Мы просто стали мужем и женой.
Мама Беатриса изготовила для меня вуаль, украшенную розовыми бутонами, и дала мне свое лучшее платье, которое пришлось изрядно ушить в талии. Когда она сметывала его прямо на мне, я вдыхала аромат духов, которые мой отец привез ей из Венеции и Старого Света. На свадьбу пожаловал Арсе со своей повозкой, украшенной лентами и виноградными лозами. На окраине города мы собрали букет полевых цветов. Под радостным взором небес Фернандо передал меня жениху, подарив нам два серебряных кольца, которые сам смастерил из последнего браслета Беатрисы. Санто взял меня в жены. Жозефа провозгласила нас мужем и женой. В целом свете еще не бывало более счастливого бракосочетания! В качестве свадебного угощения у нас были бобы и вчерашний хлеб. Большего мы не могли себе позволить. Мои цветы мы отнесли на могилу безымянной матери и ее ребенка.

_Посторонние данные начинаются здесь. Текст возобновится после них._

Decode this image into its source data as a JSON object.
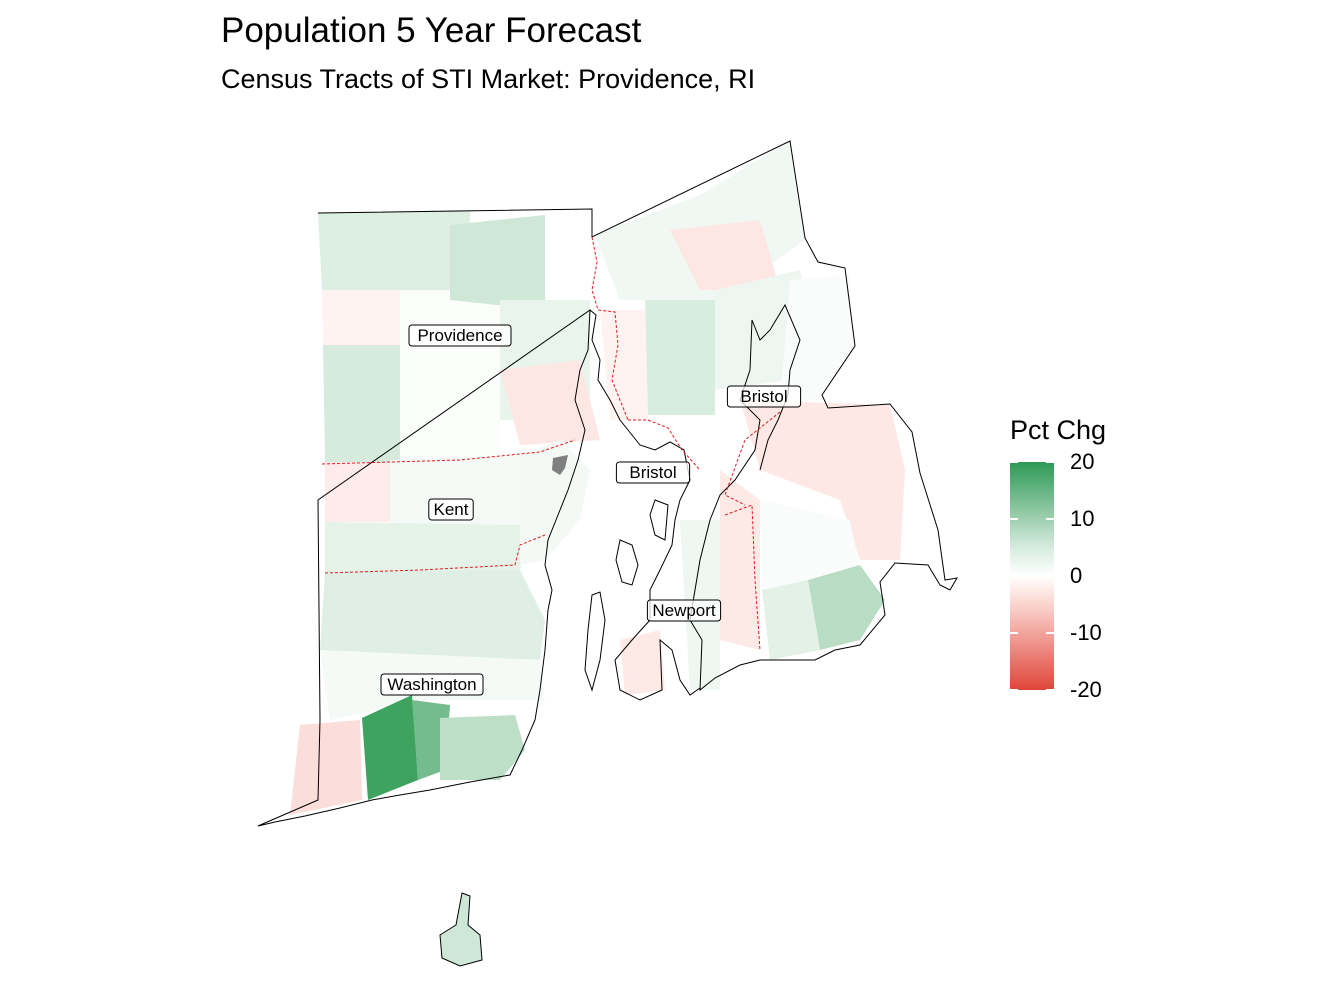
{
  "title": "Population 5 Year Forecast",
  "subtitle": "Census Tracts of STI Market: Providence, RI",
  "counties": [
    {
      "name": "Providence",
      "pct_chg": 3
    },
    {
      "name": "Kent",
      "pct_chg": 4
    },
    {
      "name": "Bristol",
      "pct_chg": 1
    },
    {
      "name": "Bristol",
      "pct_chg": -2
    },
    {
      "name": "Newport",
      "pct_chg": 1
    },
    {
      "name": "Washington",
      "pct_chg": 8
    }
  ],
  "legend": {
    "title": "Pct Chg",
    "breaks": [
      "20",
      "10",
      "0",
      "-10",
      "-20"
    ],
    "range": [
      -20,
      20
    ],
    "colors": {
      "high": "#2e9955",
      "mid": "#ffffff",
      "low": "#e0453a"
    }
  },
  "colors": {
    "na_tract": "#7f7f7f",
    "county_border": "#e31a1c",
    "state_outline": "#000000"
  }
}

В нашу брачную ночь с нами были мир и уединение, и бесконечный, озаренный солнечными лучами рассвет.
Мингуилло Фазан
Совершенно неожиданно, без всякого предупреждения, я получил от монахинь портрет Марчеллы. Если к нему и прилагалось письмо, то оно затерялось на долгом пути, который проделал портрет. И, как наверняка вспомнит внимательный читатель, в то время я не знал ровным счетом ничего о тех таинственных правилах, которые определяли, как и когда молено рисовать лицо монахини.
Я лично не заказывал никакого портрета своей сестры. Мне показалось очень и очень странным, что Марчелла пожелала прислать мне собственное изображение, когда всю жизнь она только и делала, чтобы пыталась избежать моего внимания.
Я повесил этот изрядно пострадавший и осыпающийся хлопьями краски рисунок у себя в кабинете и несколько дней пугал им своих дочек. Затем я отнес его в башню и окружил частоколом книг в обложках из человеческой кожи. Мне подумалось, что их навязчивое присутствие быстро погубит жизнь, которая каким-то непонятным образом теплилась в чертах лица сестры.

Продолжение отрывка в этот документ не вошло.